The IDiots at UD could be right about one thing, though, it could all come down to a question of "functional information associated with specified, complex organisms". In other words, the whole thing is a FIASCO.
 
Well, it's also lousy theology. If you think about it, an infinite god would have no need of physically meddling at specific points in the process since he/she would already know how the process advances.
To have to do otherwise would mean that the god wasn't capable of creating a universe or foresee how the process advances which would mean he/she is finite and thus the whole premise falls apart.
 
I guess I have some trouble accepting such a dichotomy. Evolution is a specific theory based on what we see, while a variety of other possibilities exist if we're not being constrained by the data.

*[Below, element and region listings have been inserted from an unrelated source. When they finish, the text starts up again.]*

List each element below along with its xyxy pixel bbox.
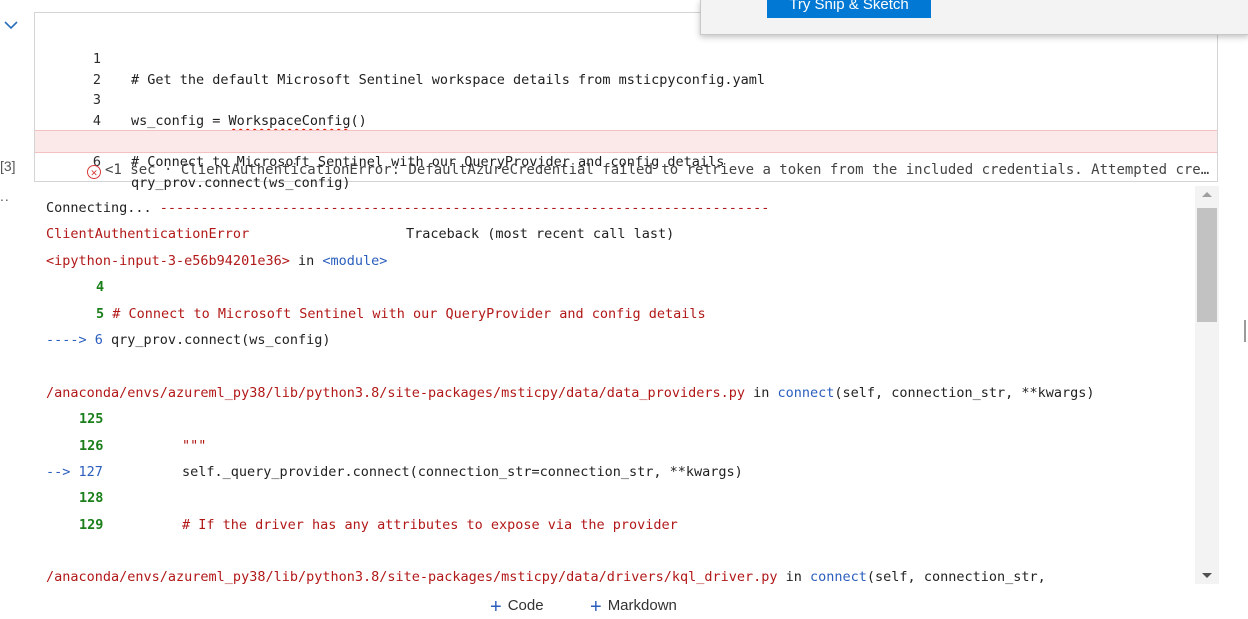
output-more-indicator[interactable]: .. [0,188,10,204]
output-line: ----> 6 qry_prov.connect(ws_config) [46,329,330,351]
traceback-code: # If the driver has any attributes to ex… [182,517,678,533]
output-line: 126 """ [79,435,206,457]
frame-in: in [744,385,778,401]
traceback-code: """ [182,438,207,454]
window-scroll-indicator [1244,320,1246,342]
code-line[interactable]: 3 ws_config = WorkspaceConfig() [35,69,1217,129]
traceback-code: # Connect to Microsoft Sentinel with our… [104,306,706,322]
code-line-error[interactable]: 6 qry_prov.connect(ws_config) [35,130,1217,191]
traceback-label: Traceback (most recent call last) [406,226,675,242]
frame-func: <module> [322,253,388,269]
output-line: --> 127 self._query_provider.connect(conn… [46,461,743,483]
output-line: 128 [79,487,103,509]
execution-count: [3] [0,158,16,174]
output-line: 4 [96,276,104,298]
frame-file: /anaconda/envs/azureml_py38/lib/python3.… [46,385,745,401]
output-line: <ipython-input-3-e56b94201e36> in <modul… [46,250,387,272]
frame-in: in [777,569,811,585]
output-line: 129 # If the driver has any attributes to… [79,514,678,536]
output-line: ClientAuthenticationError Traceback (most… [46,223,674,245]
scroll-up-arrow-icon[interactable] [1195,186,1219,202]
code-line[interactable]: 2 [35,49,1217,88]
traceback-line-number: 5 [96,306,105,322]
traceback-arrow: --> 127 [46,464,103,480]
plus-icon: + [490,596,502,618]
frame-file: <ipython-input-3-e56b94201e36> [46,253,290,269]
separator-dashes: ----------------------------------------… [159,200,770,216]
traceback-code: self._query_provider.connect(connection_… [182,464,743,480]
cell-output: Connecting... --------------------------… [34,192,1194,588]
traceback-code: qry_prov.connect(ws_config) [102,332,331,348]
connecting-text: Connecting... [46,200,160,216]
frame-file: /anaconda/envs/azureml_py38/lib/python3.… [46,569,778,585]
traceback-line-number: 126 [79,438,104,454]
output-line: 125 [79,408,103,430]
error-circle-icon: ✕ [87,165,101,179]
try-snip-sketch-button[interactable]: Try Snip & Sketch [767,0,931,18]
traceback-arrow: ----> 6 [46,332,103,348]
chevron-down-icon[interactable] [2,18,20,32]
frame-func: connect [777,385,835,401]
output-line: 5 # Connect to Microsoft Sentinel with o… [96,303,706,325]
cell-status[interactable]: ✕ <1 sec · ClientAuthenticationError: Def… [87,160,1217,180]
output-line: /anaconda/envs/azureml_py38/lib/python3.… [46,566,1046,588]
traceback-line-number: 4 [96,279,105,295]
frame-args: (self, connection_str, **kwargs) [834,385,1095,401]
add-code-label: Code [507,597,544,614]
frame-func: connect [810,569,867,585]
error-name: ClientAuthenticationError [46,226,250,242]
traceback-line-number: 125 [79,411,104,427]
traceback-line-number: 128 [79,490,104,506]
traceback-line-number: 129 [79,517,104,533]
output-line: /anaconda/envs/azureml_py38/lib/python3.… [46,382,1095,404]
add-markdown-label: Markdown [607,597,677,614]
frame-in: in [289,253,323,269]
output-scrollbar[interactable] [1195,186,1219,584]
output-line: Connecting... --------------------------… [46,197,769,219]
frame-args: (self, connection_str, [866,569,1046,585]
status-text: <1 sec · ClientAuthenticationError: Defa… [105,162,1217,178]
snip-sketch-popup: Try Snip & Sketch [700,0,1248,35]
code-cell[interactable]: 1 # Get the default Microsoft Sentinel w… [34,12,1218,191]
code-line[interactable]: 4 [35,90,1217,129]
scroll-down-arrow-icon[interactable] [1195,568,1219,584]
code-line[interactable]: 5 # Connect to Microsoft Sentinel with o… [35,110,1217,170]
plus-icon: + [590,596,602,618]
scrollbar-thumb[interactable] [1197,208,1217,322]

I mean I think I know what you're saying, that for them it is that dichotomy. Genesis (perhaps John) or evolution. She even manages to confuse abiogenesis and evolution, writing, Either non-living chemicals organized themselves out of some primordial soup into self producing organisms -- i.e. evolution. That's at least mostly abiogenesis that she's describing there, although there's some ambiguity in the line between non-evolutionary abiogenesis and "evolutionary abiogenesis."

What bothers me is not that the claim that the IDiots see it as either Yahweh or chance, of course, since that's about all that ID even is. What's bothersome is that the possible implication is that we might accept it, from what was written.

Miracles involving creation often don't involve any sort of design at all, although one could say that neither do any ID explanations ("design" and "intelligence" themselves are the supposed explanations). Reproductive means are often the mythic cause, and, indeed, they seem closer to any meaningful explanation for reproducing life than any Frankensteinian Design claims.

Then we have forms for Plato and Aristotle, and Buffon adapted these to "explain" life on earth. Paley attacked that claim for being meaningless, but it's no more nor less so than ID is today. Paley's claims were more meaningful, and thus failed.

So sure, the sacred texts are what matter to the IDiots, if not necessarily Genesis so much. I just can't leave the rest unsaid, which is that by no means is it reasonable to suppose that it's either Yahweh Designing life, or evolution (evolution/abiogenesis if you wish). That's only one meaningless and unsupported myth, almost certainly not the first or even best at providing a superficial explanatory account.